DIAGNÓSTICO Quanto mais cedo se diagnostica o mal, mais lento é o progresso da doença. É o caso da Anna Izabel. Segundo sua filha, na avaliação clínica feita pelo neurocientista, Anna acertou todas as perguntas que avaliam se a pessoa tem consciência sobre a data do dia do teste, o que comeu, quantos anos tem, entre outras. “É uma doença silenciosa, começa assintomática e vai se desenvolvendo. Quando há o diagnóstico, já se passaram uns 10 anos, então o tratamento fica limitado”, comenta Caramelli.


O primeiro sinal de que algo não vai bem na mente, segundo o especialista, é a alteração mais frequente da memória. “Falhas eventuais são normais e fazem parte do envelhecimento. Mas quando isso afeta a autonomia é um sinal. Geralmente, são fatos recentes, como, receber um recado e esquecer qual foi, ou, ouvir uma história e pouco tempo depois esquecê-la”, exemplifica, comentando que a doença é mais comum acima dos 65 anos, mas há uma pequena parcela para qual a enfermidade aparece antes dos 50. “O diagnóstico, geralmente, é clínico. É feita uma entrevista com a família ou com quem convive com o paciente. Depois, são feitas perguntas ao paciente para avaliar linguagem e orientação de tempo e espaço. Com base nas respostas, é possível saber se há uma alteração na função ou não. Podem-se fazer exames complementares, como sangue, tomografia, ressonância magnética para excluir outras doenças. Nenhum deles define a doença de Alzheimer”, explica.

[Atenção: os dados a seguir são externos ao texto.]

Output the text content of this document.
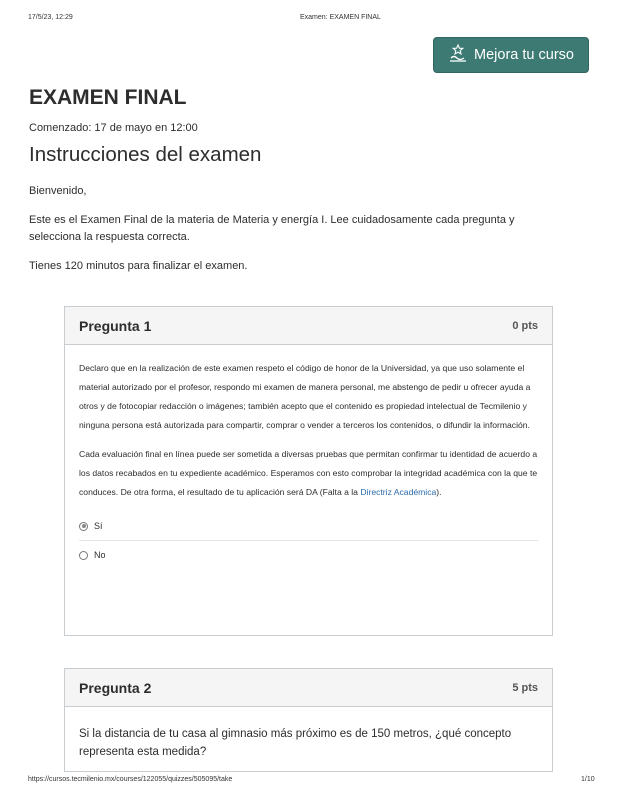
17/5/23, 12:29	Examen: EXAMEN FINAL
Mejora tu curso
EXAMEN FINAL
Comenzado: 17 de mayo en 12:00
Instrucciones del examen

Bienvenido,

Este es el Examen Final de la materia de Materia y energía I. Lee cuidadosamente cada pregunta y selecciona la respuesta correcta.

Tienes 120 minutos para finalizar el examen.

Pregunta 1	0 pts

Declaro que en la realización de este examen respeto el código de honor de la Universidad, ya que uso solamente el material autorizado por el profesor, respondo mi examen de manera personal, me abstengo de pedir u ofrecer ayuda a otros y de fotocopiar redacción o imágenes; también acepto que el contenido es propiedad intelectual de Tecmilenio y ninguna persona está autorizada para compartir, comprar o vender a terceros los contenidos, o difundir la información.

Cada evaluación final en línea puede ser sometida a diversas pruebas que permitan confirmar tu identidad de acuerdo a los datos recabados en tu expediente académico. Esperamos con esto comprobar la integridad académica con la que te conduces. De otra forma, el resultado de tu aplicación será DA (Falta a la Directriz Académica).

Sí
No
Pregunta 2	5 pts

Si la distancia de tu casa al gimnasio más próximo es de 150 metros, ¿qué concepto representa esta medida?

https://cursos.tecmilenio.mx/courses/122055/quizzes/505095/take	1/10
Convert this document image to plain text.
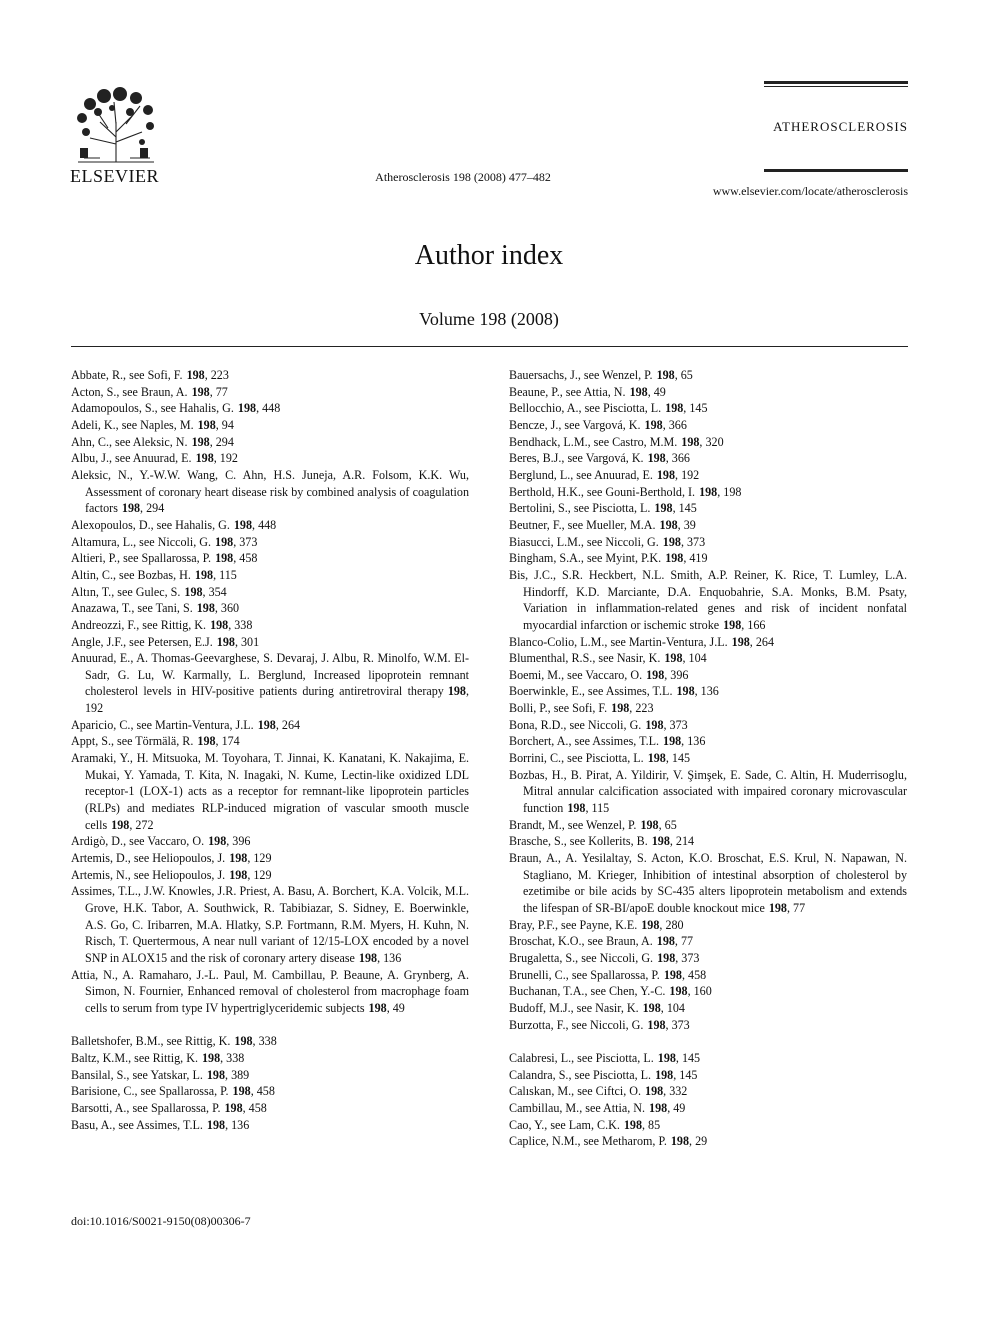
ELSEVIER	Atherosclerosis 198 (2008) 477–482
ATHEROSCLEROSIS
www.elsevier.com/locate/atherosclerosis
Author index
Volume 198 (2008)
Abbate, R., see Sofi, F. 198, 223
Acton, S., see Braun, A. 198, 77
Adamopoulos, S., see Hahalis, G. 198, 448
Adeli, K., see Naples, M. 198, 94
Ahn, C., see Aleksic, N. 198, 294
Albu, J., see Anuurad, E. 198, 192
Aleksic, N., Y.-W.W. Wang, C. Ahn, H.S. Juneja, A.R. Folsom, K.K. Wu, Assessment of coronary heart disease risk by combined analysis of coagulation factors 198, 294
Alexopoulos, D., see Hahalis, G. 198, 448
Altamura, L., see Niccoli, G. 198, 373
Altieri, P., see Spallarossa, P. 198, 458
Altin, C., see Bozbas, H. 198, 115
Altın, T., see Gulec, S. 198, 354
Anazawa, T., see Tani, S. 198, 360
Andreozzi, F., see Rittig, K. 198, 338
Angle, J.F., see Petersen, E.J. 198, 301
Anuurad, E., A. Thomas-Geevarghese, S. Devaraj, J. Albu, R. Minolfo, W.M. El-Sadr, G. Lu, W. Karmally, L. Berglund, Increased lipoprotein remnant cholesterol levels in HIV-positive patients during antiretroviral therapy 198, 192
Aparicio, C., see Martin-Ventura, J.L. 198, 264
Appt, S., see Törmälä, R. 198, 174
Aramaki, Y., H. Mitsuoka, M. Toyohara, T. Jinnai, K. Kanatani, K. Nakajima, E. Mukai, Y. Yamada, T. Kita, N. Inagaki, N. Kume, Lectin-like oxidized LDL receptor-1 (LOX-1) acts as a receptor for remnant-like lipoprotein particles (RLPs) and mediates RLP-induced migration of vascular smooth muscle cells 198, 272
Ardigò, D., see Vaccaro, O. 198, 396
Artemis, D., see Heliopoulos, J. 198, 129
Artemis, N., see Heliopoulos, J. 198, 129
Assimes, T.L., J.W. Knowles, J.R. Priest, A. Basu, A. Borchert, K.A. Volcik, M.L. Grove, H.K. Tabor, A. Southwick, R. Tabibiazar, S. Sidney, E. Boerwinkle, A.S. Go, C. Iribarren, M.A. Hlatky, S.P. Fortmann, R.M. Myers, H. Kuhn, N. Risch, T. Quertermous, A near null variant of 12/15-LOX encoded by a novel SNP in ALOX15 and the risk of coronary artery disease 198, 136
Attia, N., A. Ramaharo, J.-L. Paul, M. Cambillau, P. Beaune, A. Grynberg, A. Simon, N. Fournier, Enhanced removal of cholesterol from macrophage foam cells to serum from type IV hypertriglyceridemic subjects 198, 49
Balletshofer, B.M., see Rittig, K. 198, 338
Baltz, K.M., see Rittig, K. 198, 338
Bansilal, S., see Yatskar, L. 198, 389
Barisione, C., see Spallarossa, P. 198, 458
Barsotti, A., see Spallarossa, P. 198, 458
Basu, A., see Assimes, T.L. 198, 136
Bauersachs, J., see Wenzel, P. 198, 65
Beaune, P., see Attia, N. 198, 49
Bellocchio, A., see Pisciotta, L. 198, 145
Bencze, J., see Vargová, K. 198, 366
Bendhack, L.M., see Castro, M.M. 198, 320
Beres, B.J., see Vargová, K. 198, 366
Berglund, L., see Anuurad, E. 198, 192
Berthold, H.K., see Gouni-Berthold, I. 198, 198
Bertolini, S., see Pisciotta, L. 198, 145
Beutner, F., see Mueller, M.A. 198, 39
Biasucci, L.M., see Niccoli, G. 198, 373
Bingham, S.A., see Myint, P.K. 198, 419
Bis, J.C., S.R. Heckbert, N.L. Smith, A.P. Reiner, K. Rice, T. Lumley, L.A. Hindorff, K.D. Marciante, D.A. Enquobahrie, S.A. Monks, B.M. Psaty, Variation in inflammation-related genes and risk of incident nonfatal myocardial infarction or ischemic stroke 198, 166
Blanco-Colio, L.M., see Martin-Ventura, J.L. 198, 264
Blumenthal, R.S., see Nasir, K. 198, 104
Boemi, M., see Vaccaro, O. 198, 396
Boerwinkle, E., see Assimes, T.L. 198, 136
Bolli, P., see Sofi, F. 198, 223
Bona, R.D., see Niccoli, G. 198, 373
Borchert, A., see Assimes, T.L. 198, 136
Borrini, C., see Pisciotta, L. 198, 145
Bozbas, H., B. Pirat, A. Yildirir, V. Şimşek, E. Sade, C. Altin, H. Muderrisoglu, Mitral annular calcification associated with impaired coronary microvascular function 198, 115
Brandt, M., see Wenzel, P. 198, 65
Brasche, S., see Kollerits, B. 198, 214
Braun, A., A. Yesilaltay, S. Acton, K.O. Broschat, E.S. Krul, N. Napawan, N. Stagliano, M. Krieger, Inhibition of intestinal absorption of cholesterol by ezetimibe or bile acids by SC-435 alters lipoprotein metabolism and extends the lifespan of SR-BI/apoE double knockout mice 198, 77
Bray, P.F., see Payne, K.E. 198, 280
Broschat, K.O., see Braun, A. 198, 77
Brugaletta, S., see Niccoli, G. 198, 373
Brunelli, C., see Spallarossa, P. 198, 458
Buchanan, T.A., see Chen, Y.-C. 198, 160
Budoff, M.J., see Nasir, K. 198, 104
Burzotta, F., see Niccoli, G. 198, 373
Calabresi, L., see Pisciotta, L. 198, 145
Calandra, S., see Pisciotta, L. 198, 145
Calıskan, M., see Ciftci, O. 198, 332
Cambillau, M., see Attia, N. 198, 49
Cao, Y., see Lam, C.K. 198, 85
Caplice, N.M., see Metharom, P. 198, 29
doi:10.1016/S0021-9150(08)00306-7
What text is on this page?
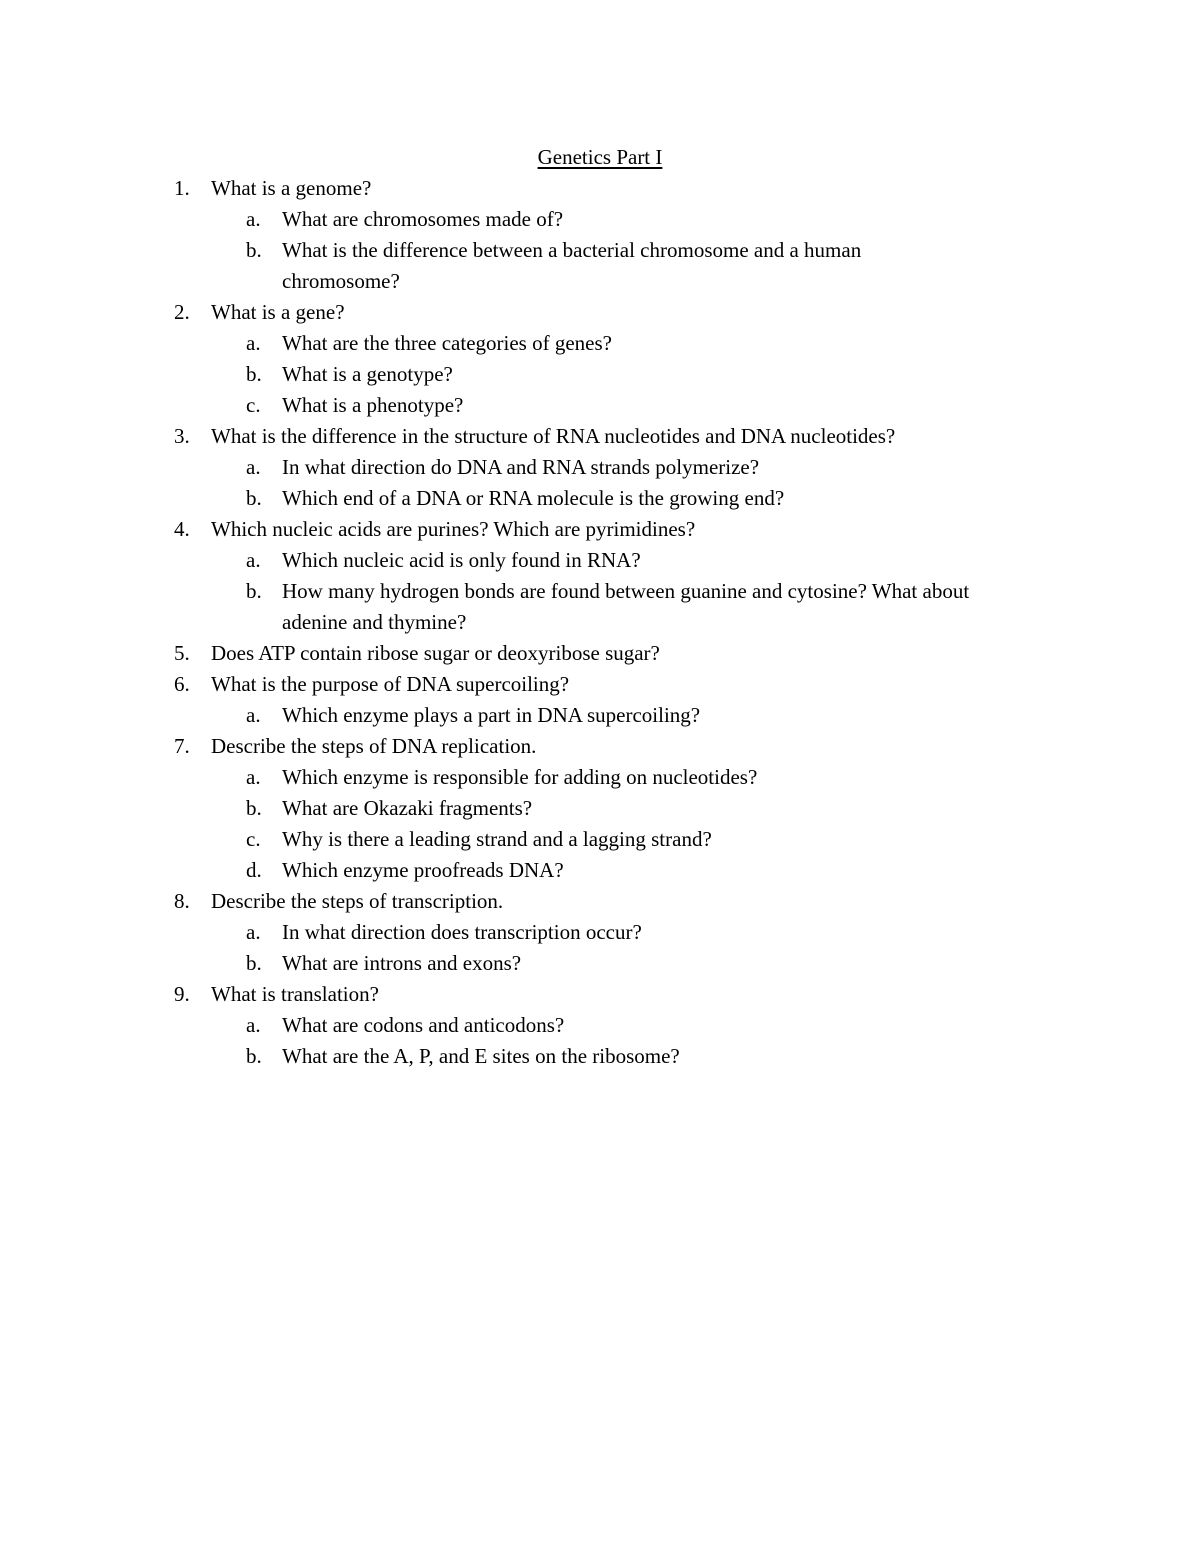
Genetics Part I
1.	What is a genome?
a.	What are chromosomes made of?
b. What is the difference between a bacterial chromosome and a human
chromosome?
2.	What is a gene?
a.	What are the three categories of genes?
b. What is a genotype?
c.	What is a phenotype?
3.	What is the difference in the structure of RNA nucleotides and DNA nucleotides?
a.	In what direction do DNA and RNA strands polymerize?
b. Which end of a DNA or RNA molecule is the growing end?
4.	Which nucleic acids are purines? Which are pyrimidines?
a.	Which nucleic acid is only found in RNA?
b. How many hydrogen bonds are found between guanine and cytosine? What about
adenine and thymine?
5.	Does ATP contain ribose sugar or deoxyribose sugar?
6.	What is the purpose of DNA supercoiling?
a.	Which enzyme plays a part in DNA supercoiling?
7.	Describe the steps of DNA replication.
a.	Which enzyme is responsible for adding on nucleotides?
b. What are Okazaki fragments?
c.	Why is there a leading strand and a lagging strand?
d. Which enzyme proofreads DNA?
8.	Describe the steps of transcription.
a.	In what direction does transcription occur?
b. What are introns and exons?
9.	What is translation?
a.	What are codons and anticodons?
b. What are the A, P, and E sites on the ribosome?
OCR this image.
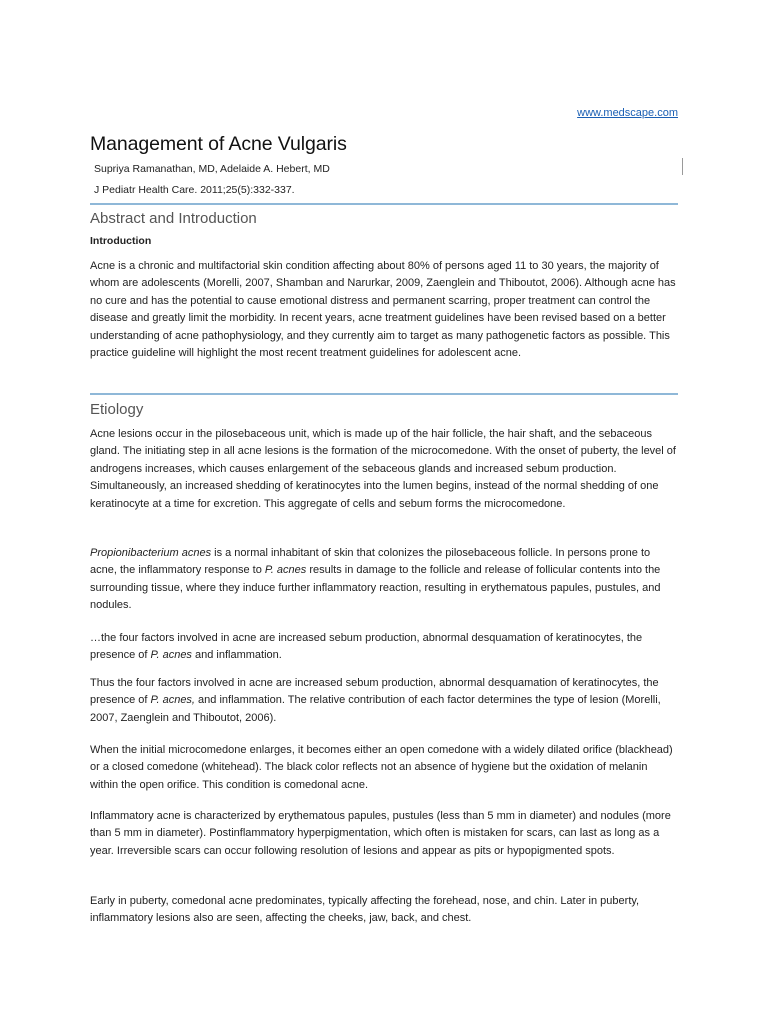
www.medscape.com
Management of Acne Vulgaris
Supriya Ramanathan, MD, Adelaide A. Hebert, MD
J Pediatr Health Care. 2011;25(5):332-337.
Abstract and Introduction
Introduction

Acne is a chronic and multifactorial skin condition affecting about 80% of persons aged 11 to 30 years, the majority of whom are adolescents (Morelli, 2007, Shamban and Narurkar, 2009, Zaenglein and Thiboutot, 2006). Although acne has no cure and has the potential to cause emotional distress and permanent scarring, proper treatment can control the disease and greatly limit the morbidity. In recent years, acne treatment guidelines have been revised based on a better understanding of acne pathophysiology, and they currently aim to target as many pathogenetic factors as possible. This practice guideline will highlight the most recent treatment guidelines for adolescent acne.

Etiology

Acne lesions occur in the pilosebaceous unit, which is made up of the hair follicle, the hair shaft, and the sebaceous gland. The initiating step in all acne lesions is the formation of the microcomedone. With the onset of puberty, the level of androgens increases, which causes enlargement of the sebaceous glands and increased sebum production. Simultaneously, an increased shedding of keratinocytes into the lumen begins, instead of the normal shedding of one keratinocyte at a time for excretion. This aggregate of cells and sebum forms the microcomedone.

Propionibacterium acnes is a normal inhabitant of skin that colonizes the pilosebaceous follicle. In persons prone to acne, the inflammatory response to P. acnes results in damage to the follicle and release of follicular contents into the surrounding tissue, where they induce further inflammatory reaction, resulting in erythematous papules, pustules, and nodules.

…the four factors involved in acne are increased sebum production, abnormal desquamation of keratinocytes, the presence of P. acnes and inflammation.

Thus the four factors involved in acne are increased sebum production, abnormal desquamation of keratinocytes, the presence of P. acnes, and inflammation. The relative contribution of each factor determines the type of lesion (Morelli, 2007, Zaenglein and Thiboutot, 2006).

When the initial microcomedone enlarges, it becomes either an open comedone with a widely dilated orifice (blackhead) or a closed comedone (whitehead). The black color reflects not an absence of hygiene but the oxidation of melanin within the open orifice. This condition is comedonal acne.

Inflammatory acne is characterized by erythematous papules, pustules (less than 5 mm in diameter) and nodules (more than 5 mm in diameter). Postinflammatory hyperpigmentation, which often is mistaken for scars, can last as long as a year. Irreversible scars can occur following resolution of lesions and appear as pits or hypopigmented spots.

Early in puberty, comedonal acne predominates, typically affecting the forehead, nose, and chin. Later in puberty, inflammatory lesions also are seen, affecting the cheeks, jaw, back, and chest.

´É justamente em busca de um diagnóstico mais preciso e precoce que a medicina se debruça. “Muitas pesquisas hoje investigam os biomarcadores, substâncias que se acumulam no cérebro ou no sangue, que são típicas do Alzheimer. Isso abre a esperança de detectar mais rápido a doença”, aposta.


Amor é o remédio Até o momento, não existe cura para a DA. Os avanços da medicina permitem que os pacientes tenham sobrevida maior e qualidade de vida melhor, mesmo na fase grave da doença. As pesquisas têm progredido na compreensão dos mecanismos que causam a doença e no desenvolvimento das drogas para o tratamento. Os objetivos dos tratamentos são aliviar os sintomas, estabilizando-os ou, ao menos, permitindo que boa parte dos pacientes tenha progressão mais lenta da doença, conseguindo manter-se independentes nas atividades diárias por mais tempo. Acredita-se que parte dos sintomas da doença decorra de alterações em uma substância presente no cérebro, a acetilcolina, que se encontra reduzida em pacientes com Alzheimer, por isso um tipo de tratamento prevê medicações que inibem a degradação dessa substância.
 “A doença em minha mãe progrediu lentamente, justamente por causa da medicação que ela toma, que conseguiu retardar os avanços do Alzheimer”, comenta Ana Heloísa, dizendo que, atualmente, sua mãe já não a reconhece, tem dificuldades para andar e falar. Ela conta com a ajuda de duas cuidadoras, e diz que o amor e o carinho são os melhores remédios para o paciente. O médico Paulo Caramelli diz que, é fundamental, como prevenção, a atividade física, boa alimentação e motivação intelectual constante. “Essas atividades podem retardar o aparecimento do Alzheimer. Conviver em um ambiente acolhedor, contribui para o paciente ter qualidade de vida”, conclui.